Abstract

The molecular structure of the three vivianite-structure, compositionally related phosphate minerals vivianite, baricite and bobierrite of formula M32+(PO4)2.8H2O where M is Fe or Mg, has been assessed using a combination of Raman and infrared (IR) spectroscopy. The Raman spectra of the hydroxyl-stretching region are complex with overlapping broad bands. Hydroxyl stretching vibrations are identified at 3460, 3281, 3104 and 3012 cm−1 for vivianite. The high wavenumber band is attributed to the presence of FeOH groups. This complexity is reflected in the water HOH-bending modes where a strong IR band centred around 1660 cm−1 is found. Such a band reflects the strong hydrogen bonding of the water molecules to the phosphate anions in adjacent layers. Spectra show three distinct OH-bending bands from strongly hydrogen-bonded, weakly hydrogen bonded water and non-hydrogen bonded water. The Raman phosphate PO-stretching region shows strong similarity between the three minerals.

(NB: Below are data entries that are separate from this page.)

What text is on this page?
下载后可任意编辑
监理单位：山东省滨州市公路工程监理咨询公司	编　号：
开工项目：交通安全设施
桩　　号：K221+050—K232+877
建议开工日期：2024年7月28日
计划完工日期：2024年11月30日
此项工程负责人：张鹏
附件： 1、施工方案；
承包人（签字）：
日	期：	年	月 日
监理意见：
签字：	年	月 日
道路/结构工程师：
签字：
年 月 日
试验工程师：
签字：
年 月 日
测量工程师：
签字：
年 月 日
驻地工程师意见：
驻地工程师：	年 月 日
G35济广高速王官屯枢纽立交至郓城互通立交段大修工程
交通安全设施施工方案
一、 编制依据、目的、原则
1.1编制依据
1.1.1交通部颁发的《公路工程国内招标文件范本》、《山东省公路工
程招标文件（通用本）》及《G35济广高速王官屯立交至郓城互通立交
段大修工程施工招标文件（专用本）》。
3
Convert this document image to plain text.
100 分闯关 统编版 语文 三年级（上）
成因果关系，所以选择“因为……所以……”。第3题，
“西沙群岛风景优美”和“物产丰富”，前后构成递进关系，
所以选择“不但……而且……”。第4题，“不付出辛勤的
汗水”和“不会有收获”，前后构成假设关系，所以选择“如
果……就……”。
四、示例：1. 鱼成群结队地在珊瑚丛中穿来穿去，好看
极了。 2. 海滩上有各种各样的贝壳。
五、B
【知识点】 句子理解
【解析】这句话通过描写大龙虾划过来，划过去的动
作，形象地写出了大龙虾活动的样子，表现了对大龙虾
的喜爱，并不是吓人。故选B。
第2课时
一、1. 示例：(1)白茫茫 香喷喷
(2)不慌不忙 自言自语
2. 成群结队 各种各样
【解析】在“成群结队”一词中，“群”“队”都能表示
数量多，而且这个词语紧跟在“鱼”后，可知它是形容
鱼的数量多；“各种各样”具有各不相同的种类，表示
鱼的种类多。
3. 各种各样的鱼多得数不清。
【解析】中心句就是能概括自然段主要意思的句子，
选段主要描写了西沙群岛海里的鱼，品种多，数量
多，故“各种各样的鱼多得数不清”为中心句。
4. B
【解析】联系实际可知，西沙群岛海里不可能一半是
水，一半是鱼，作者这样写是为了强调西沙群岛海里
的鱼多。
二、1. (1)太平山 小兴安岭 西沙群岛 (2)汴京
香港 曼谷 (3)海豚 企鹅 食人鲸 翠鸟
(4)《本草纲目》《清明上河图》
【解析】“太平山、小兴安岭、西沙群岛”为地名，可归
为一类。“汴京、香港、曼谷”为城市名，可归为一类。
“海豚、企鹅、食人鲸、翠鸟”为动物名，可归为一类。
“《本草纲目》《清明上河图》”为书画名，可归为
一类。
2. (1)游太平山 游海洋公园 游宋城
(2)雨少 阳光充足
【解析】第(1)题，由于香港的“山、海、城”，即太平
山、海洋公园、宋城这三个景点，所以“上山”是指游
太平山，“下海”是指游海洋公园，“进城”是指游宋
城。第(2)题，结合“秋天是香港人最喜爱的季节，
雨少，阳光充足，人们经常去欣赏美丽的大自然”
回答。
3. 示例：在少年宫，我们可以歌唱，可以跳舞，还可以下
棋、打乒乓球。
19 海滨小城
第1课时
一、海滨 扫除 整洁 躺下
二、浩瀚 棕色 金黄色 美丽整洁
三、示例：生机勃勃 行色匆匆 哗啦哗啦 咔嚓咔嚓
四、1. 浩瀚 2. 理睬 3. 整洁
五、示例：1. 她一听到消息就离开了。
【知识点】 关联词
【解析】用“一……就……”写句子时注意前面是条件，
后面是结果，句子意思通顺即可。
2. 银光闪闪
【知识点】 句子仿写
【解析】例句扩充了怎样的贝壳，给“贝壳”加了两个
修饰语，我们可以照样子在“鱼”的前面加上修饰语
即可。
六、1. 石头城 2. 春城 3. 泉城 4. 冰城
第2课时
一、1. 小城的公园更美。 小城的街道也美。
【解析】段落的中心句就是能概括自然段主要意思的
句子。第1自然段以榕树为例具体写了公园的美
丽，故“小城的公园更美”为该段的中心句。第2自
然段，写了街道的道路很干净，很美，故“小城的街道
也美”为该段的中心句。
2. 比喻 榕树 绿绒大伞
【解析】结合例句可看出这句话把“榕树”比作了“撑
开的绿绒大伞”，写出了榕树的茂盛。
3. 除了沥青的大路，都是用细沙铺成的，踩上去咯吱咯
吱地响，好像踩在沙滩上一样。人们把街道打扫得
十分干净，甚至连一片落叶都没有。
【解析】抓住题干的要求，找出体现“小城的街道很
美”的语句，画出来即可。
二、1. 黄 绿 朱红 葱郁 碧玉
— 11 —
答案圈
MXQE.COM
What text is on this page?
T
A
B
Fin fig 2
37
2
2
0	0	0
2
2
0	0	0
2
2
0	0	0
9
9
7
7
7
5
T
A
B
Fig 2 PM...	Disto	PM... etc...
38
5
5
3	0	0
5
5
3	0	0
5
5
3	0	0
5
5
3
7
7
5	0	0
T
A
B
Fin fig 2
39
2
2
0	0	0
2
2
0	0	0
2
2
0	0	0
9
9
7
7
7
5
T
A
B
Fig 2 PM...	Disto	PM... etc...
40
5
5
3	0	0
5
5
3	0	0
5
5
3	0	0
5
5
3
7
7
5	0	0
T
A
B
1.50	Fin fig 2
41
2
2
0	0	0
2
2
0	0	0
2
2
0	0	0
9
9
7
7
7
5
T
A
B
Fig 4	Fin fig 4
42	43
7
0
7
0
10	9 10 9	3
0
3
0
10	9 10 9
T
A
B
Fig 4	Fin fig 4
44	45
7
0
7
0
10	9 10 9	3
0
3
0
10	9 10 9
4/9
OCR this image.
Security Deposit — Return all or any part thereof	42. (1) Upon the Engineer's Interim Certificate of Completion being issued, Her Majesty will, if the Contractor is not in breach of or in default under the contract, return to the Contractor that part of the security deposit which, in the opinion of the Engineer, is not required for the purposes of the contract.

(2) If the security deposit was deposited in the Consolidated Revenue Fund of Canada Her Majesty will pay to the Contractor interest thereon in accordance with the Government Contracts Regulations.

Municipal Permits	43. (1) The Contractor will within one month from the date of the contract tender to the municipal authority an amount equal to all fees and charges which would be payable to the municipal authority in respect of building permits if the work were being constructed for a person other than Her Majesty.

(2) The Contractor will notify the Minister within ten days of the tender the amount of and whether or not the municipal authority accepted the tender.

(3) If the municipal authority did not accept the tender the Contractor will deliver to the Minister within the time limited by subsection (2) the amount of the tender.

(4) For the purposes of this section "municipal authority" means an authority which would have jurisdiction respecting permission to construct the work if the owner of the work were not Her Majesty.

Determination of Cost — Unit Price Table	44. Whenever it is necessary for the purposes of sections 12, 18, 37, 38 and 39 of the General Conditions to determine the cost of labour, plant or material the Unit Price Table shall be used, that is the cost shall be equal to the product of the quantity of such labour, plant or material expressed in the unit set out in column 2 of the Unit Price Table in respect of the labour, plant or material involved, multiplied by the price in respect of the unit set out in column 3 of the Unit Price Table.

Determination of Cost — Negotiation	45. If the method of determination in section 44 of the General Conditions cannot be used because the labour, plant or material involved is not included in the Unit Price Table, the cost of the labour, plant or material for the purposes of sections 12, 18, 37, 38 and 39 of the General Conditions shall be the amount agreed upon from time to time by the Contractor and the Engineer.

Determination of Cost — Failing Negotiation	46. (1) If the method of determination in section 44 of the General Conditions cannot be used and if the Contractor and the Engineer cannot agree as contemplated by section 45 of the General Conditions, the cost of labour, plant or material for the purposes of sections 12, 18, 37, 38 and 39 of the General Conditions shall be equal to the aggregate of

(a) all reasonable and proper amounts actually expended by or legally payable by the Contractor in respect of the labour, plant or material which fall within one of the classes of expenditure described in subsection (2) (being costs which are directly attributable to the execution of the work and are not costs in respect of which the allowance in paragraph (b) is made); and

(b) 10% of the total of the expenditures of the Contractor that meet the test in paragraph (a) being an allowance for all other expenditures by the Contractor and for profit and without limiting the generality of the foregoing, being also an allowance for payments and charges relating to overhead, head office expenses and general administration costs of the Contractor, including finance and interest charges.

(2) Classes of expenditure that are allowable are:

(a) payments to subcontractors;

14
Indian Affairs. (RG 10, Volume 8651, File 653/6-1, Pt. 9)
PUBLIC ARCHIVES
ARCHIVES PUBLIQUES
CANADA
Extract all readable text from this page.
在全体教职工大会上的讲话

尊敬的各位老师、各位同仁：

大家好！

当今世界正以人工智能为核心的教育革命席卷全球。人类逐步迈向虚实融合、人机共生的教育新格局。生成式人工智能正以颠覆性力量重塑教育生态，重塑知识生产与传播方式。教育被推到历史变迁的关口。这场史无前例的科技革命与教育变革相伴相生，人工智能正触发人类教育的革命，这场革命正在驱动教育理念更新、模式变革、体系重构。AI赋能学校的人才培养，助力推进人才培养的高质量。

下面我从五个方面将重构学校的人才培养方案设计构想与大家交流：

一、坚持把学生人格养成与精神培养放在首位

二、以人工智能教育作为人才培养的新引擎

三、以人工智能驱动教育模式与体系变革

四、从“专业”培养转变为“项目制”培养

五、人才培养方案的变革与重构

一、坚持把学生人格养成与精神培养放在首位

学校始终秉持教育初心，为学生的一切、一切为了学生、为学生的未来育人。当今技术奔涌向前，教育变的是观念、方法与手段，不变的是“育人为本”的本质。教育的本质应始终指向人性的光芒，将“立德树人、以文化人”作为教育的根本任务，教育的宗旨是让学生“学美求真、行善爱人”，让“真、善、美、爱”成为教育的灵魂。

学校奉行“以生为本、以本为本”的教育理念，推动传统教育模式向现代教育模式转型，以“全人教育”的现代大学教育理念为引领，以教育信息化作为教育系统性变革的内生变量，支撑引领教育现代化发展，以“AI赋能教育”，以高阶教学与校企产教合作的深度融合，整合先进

In the IR spectra, complexity exists with multiple antisymmetric stretching vibrations observed, due to the reduced tetrahedral symmetry. This loss of degeneracy is also reflected in the bending modes. Strong IR bands around 800 cm−1 are attributed to water librational modes. The spectra of the three minerals display similarities due to their compositions and crystal structures, but sufficient subtle differences exist for the spectra to be useful in distinguishing the species.